Changing the values of these options, give me very different results:

Do[Print[NMinimize[{chi2reno[y, z, w, a, xinear, fnear1, fnear2, 
fnear3, fnear4, fnear5, fnear6, xifar, ffar1, ffar2, ffar3, 
ffar4, ffar5, ffar6, bnear, bfar], renobounds}, renovars, 
Method -> {"DifferentialEvolution", "SearchPoints" -> Automatic, 
"ScalingFactor" -> 0.9, "CrossProbability" -> 0.1, 
"PostProcess" -> {FindMinimum, Method -> "QuasiNewton"},
"RandomSeed" -> i}]], {i, 10}]

Answer 1

[Not really a solid answer but more code than I want in a comment.]

I think your function is just very difficult to work with. It may have a very flat landscape but I suspect, more likely, it jumpt quite a bit and is numerically sensitive to any number of things. I notice that Interpolation was used to construct it and that can give awkward wiggles. Possibly using Method->"Spline" might help if that is causing trouble.

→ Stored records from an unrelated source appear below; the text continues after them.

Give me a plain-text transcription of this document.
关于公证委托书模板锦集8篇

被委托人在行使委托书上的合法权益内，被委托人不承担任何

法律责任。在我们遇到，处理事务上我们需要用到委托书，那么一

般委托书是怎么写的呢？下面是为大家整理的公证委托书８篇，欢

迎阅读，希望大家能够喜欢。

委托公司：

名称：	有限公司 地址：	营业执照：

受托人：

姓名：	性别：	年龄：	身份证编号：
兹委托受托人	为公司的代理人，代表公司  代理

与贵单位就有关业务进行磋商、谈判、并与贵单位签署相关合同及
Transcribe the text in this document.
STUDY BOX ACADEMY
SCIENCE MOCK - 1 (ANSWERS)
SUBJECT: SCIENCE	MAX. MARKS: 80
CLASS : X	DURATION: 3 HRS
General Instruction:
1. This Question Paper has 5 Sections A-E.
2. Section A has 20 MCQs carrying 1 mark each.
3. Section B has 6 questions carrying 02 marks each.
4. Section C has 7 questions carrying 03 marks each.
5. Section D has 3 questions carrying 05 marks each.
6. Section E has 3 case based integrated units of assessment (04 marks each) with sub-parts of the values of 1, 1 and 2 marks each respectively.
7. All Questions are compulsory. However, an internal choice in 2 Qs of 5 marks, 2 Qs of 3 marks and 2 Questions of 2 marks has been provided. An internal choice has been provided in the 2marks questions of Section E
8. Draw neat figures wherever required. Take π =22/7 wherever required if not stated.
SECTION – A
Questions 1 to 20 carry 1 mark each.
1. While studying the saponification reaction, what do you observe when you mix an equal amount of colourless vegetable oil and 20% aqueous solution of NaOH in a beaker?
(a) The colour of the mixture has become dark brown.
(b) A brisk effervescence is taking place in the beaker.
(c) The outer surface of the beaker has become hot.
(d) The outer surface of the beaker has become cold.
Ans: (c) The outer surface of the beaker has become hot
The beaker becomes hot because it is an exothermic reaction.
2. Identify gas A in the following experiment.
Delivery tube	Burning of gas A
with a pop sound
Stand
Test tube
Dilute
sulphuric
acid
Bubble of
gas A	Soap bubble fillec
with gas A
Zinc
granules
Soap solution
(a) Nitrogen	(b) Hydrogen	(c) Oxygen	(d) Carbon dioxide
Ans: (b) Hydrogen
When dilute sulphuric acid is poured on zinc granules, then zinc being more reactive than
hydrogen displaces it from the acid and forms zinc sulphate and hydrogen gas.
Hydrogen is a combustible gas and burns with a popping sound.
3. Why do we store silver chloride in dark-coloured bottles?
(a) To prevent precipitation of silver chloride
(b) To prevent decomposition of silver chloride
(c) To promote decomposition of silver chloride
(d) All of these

I do a couple of things that seem to help slightly. One is to use large values for iterations and generation sizes. Another is to pull out all the stops on postprocessing.

This run gives results that tend to be consistently in the range of 0.1-0.3. I believe I have seen results much closer to zero so this might not indicate best possible, but at least they are not giving results like 1000.

Timing[Do[
  Print[Timing[
    NMinimize[{chi2reno[y, z, w, a, xinear, fnear1, fnear2, fnear3, 
       fnear4, fnear5, fnear6, xifar, ffar1, ffar2, ffar3, ffar4, 
       ffar5, ffar6, bnear, bfar], renobounds}, renovars, 
     MaxIterations -> 2000, 
     Method -> {"DifferentialEvolution", 
       "SearchPoints" -> 200,
       "PostProcess" -> {FindMinimum, 
         Method -> {"QuasiNewton", "InteriorPoint", "KKT"}}, 
       "RandomSeed" -> i}]]], {i, 10}]]

Certain variables tend to be near zero in most or all cases. Others vary by a fair amount. This might just be a very sensitive function.

--- edit ---

As a general remark, this example seems to show pernicious effects from the bnear and bfar variables, as results have them varying wildly whereas all others, best I can tell, seem to stay in teh same region from one result to another.

--- end edit ---